Author’s Note: Though this blog is about AI and features a heap of AI-generated slop content, all the words are my own!

The Silicon Forum

The goal of the project was to create a system where two AI agents could debate a gnarly topic (think climate change, gun control and taxing the rich) and have their performance judged by a third, impartial agent.

You can find all the code on my GitHub here: Silicon Forum.

Though I don’t think this project put any of these big questions to rest, I did learn a lot about the nature of LLMs, successfully simulated bias in my judging panel and delved into the pitfalls of deploying LLMs in a way that needs to work well not just once but hundreds of times.


Experimental Setup

I used Claude Code in Visual Studio Code to build almost all of the project, which was a very pleasurable and productive way to work. Due to ‘budget constraints’ on the project (I’m not funded by venture capital, Larry Ellison or NVIDIA) I used local models running in ollama on my PC. This setup gives me pretty much infinite capacity to run debates, the only limit being the time it takes. However, it also restricts me to smaller open source models, not the current state of the art models like Claude, ChatGPT and so on.

Debate Structure

The core of this project is getting three AIs to pass data back and forth and have a ‘conversation’. There’s a simple loop behind it, after a bit of setup during which we feed each model a brief about its persona, the debate and its role and opinions. We also have to give it a bunch of prompts to make it behave the way we want: “speak in English”, “stay in character”, “don’t add random stage directions” and so on. We then enter a loop, normally for eight rounds of back and forth. During each round, each model gets a chance to “think” (we literally tell it to think about what its opponent said and what it might say in reply) then send a response. We feed the ‘public’ response to the judge and the other agent (the thoughts stay private). The judge keeps a running tally of how the debate is going and at the end decides on a winner.


All of this is written to the console and recorded in CSV and a readable HTML document. You can read an example here.

Learning Something

There’s not much to be learned from reading through a single debate though - it’s just watching two robots fight, after all.

In order to learn something, we need to run multiple debates, changing variables as we go to see if we can spot some patterns.


For each debate subject, three different personas were created for each of the three roles - so three different judges and six debaters in total. I used Claude to generate these, giving a brief for the type of characters I wanted, while removing any bias I might introduce in the narrative.

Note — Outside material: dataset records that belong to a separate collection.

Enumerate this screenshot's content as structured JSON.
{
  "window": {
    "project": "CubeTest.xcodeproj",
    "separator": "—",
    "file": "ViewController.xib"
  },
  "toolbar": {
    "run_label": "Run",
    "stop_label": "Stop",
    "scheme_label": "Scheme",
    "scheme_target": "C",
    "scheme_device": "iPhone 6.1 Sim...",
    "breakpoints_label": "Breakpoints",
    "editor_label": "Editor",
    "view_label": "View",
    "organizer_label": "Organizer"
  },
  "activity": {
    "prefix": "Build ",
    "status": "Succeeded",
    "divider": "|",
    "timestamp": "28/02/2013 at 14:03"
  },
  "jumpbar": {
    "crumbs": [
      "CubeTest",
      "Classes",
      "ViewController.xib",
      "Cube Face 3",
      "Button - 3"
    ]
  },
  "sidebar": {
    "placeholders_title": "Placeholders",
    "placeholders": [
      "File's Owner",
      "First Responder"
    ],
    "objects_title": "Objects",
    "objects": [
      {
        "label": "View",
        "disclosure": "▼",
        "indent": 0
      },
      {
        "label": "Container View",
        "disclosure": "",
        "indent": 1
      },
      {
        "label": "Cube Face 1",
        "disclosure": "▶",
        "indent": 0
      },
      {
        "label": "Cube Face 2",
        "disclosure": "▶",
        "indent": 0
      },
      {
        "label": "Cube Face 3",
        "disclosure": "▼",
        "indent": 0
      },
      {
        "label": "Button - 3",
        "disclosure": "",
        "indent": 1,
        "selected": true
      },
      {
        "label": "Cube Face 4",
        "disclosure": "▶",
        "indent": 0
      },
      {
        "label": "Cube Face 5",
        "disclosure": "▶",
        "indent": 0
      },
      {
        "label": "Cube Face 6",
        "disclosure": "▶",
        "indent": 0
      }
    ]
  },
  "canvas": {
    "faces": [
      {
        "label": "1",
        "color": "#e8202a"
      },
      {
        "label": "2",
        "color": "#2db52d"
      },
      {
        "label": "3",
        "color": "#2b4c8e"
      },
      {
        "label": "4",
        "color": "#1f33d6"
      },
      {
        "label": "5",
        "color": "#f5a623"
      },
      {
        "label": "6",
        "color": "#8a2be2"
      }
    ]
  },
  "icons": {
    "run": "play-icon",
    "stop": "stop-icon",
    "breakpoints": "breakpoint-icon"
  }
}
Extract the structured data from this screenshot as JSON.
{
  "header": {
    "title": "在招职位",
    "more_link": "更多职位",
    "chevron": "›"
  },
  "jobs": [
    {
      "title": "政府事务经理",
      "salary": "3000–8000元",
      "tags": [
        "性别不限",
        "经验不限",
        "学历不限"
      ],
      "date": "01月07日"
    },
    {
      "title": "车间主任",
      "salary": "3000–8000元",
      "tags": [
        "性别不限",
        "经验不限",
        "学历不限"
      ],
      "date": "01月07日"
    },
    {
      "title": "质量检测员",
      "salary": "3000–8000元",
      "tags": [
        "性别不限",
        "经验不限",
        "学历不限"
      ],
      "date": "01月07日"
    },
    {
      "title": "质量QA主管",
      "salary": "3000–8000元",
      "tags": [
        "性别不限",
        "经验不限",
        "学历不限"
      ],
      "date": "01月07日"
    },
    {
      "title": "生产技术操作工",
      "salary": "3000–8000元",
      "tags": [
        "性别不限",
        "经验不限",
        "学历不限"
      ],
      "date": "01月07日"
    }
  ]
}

The personas always follow a theme - for the judges we have a layperson, a proceduralist and an expert, each tailored for the specific debate topic. Each will have slightly different biases and judging criteria. Likewise there are different personas for the debaters, along the same lines. The personas are assigned at random for each debate. You can see an example debate configuration here.

The code also randomises who goes first - so we don’t favour one side of the argument. Though interestingly, in a few debates, speaking first was often a disadvantage!

I then run 100 debates on each topic, one after another. I wanted to run enough debates to get some statistically meaningful results, hopefully reducing the impact of random outliers and giving a chance to compare a variety of different models. This takes over 12 hours in some cases. Smaller models run quicker as ollama can fit two in the 16Gb of memory on my graphics card. Larger models need the whole card to themselves, so there is a significant delay as they are switched in and out.


You can see a full summary of the results of a debate at the bottom of the debate page (see the list in the intro, or this example).

Meet the Models

The AI model powering each of the debaters and the judge is also randomised. The models used are summarised in the table below:

Model Size Released Developer Origin
llama3.1:8b 8B July 2024 Meta AI πŸ‡ΊπŸ‡Έ
mistral-nemo:12b 12B July 2024 Mistral AI / NVIDIA πŸ‡«πŸ‡·
gemma2:9b 9B June 2024 Google DeepMind πŸ‡ΊπŸ‡Έ
gemma3:12b 12B March 2025 Google DeepMind πŸ‡ΊπŸ‡Έ
phi4:latest 14B December 2024 Microsoft Research πŸ‡ΊπŸ‡Έ
deepseek-r1:14b 14B January 2025 DeepSeek πŸ‡¨πŸ‡³
qwen2.5:14b 14B September 2024 Alibaba Cloud πŸ‡¨πŸ‡³
qwen3:14b 14B April 2025 Alibaba Cloud πŸ‡¨πŸ‡³
mistral:7b 7B September 2023 Mistral AI πŸ‡«πŸ‡·
qwen2.5:7b 7B September 2024 Alibaba Cloud πŸ‡¨πŸ‡³
deepseek-r1:8b 8B January 2025 DeepSeek πŸ‡¨πŸ‡³

Generally, the larger the model the better the performance - but some models do specific things better, like staying in character, making up recalling statistics or judging effectively. Three models (shown with a strike-through above) were simply not good enough to perform the task and were removed.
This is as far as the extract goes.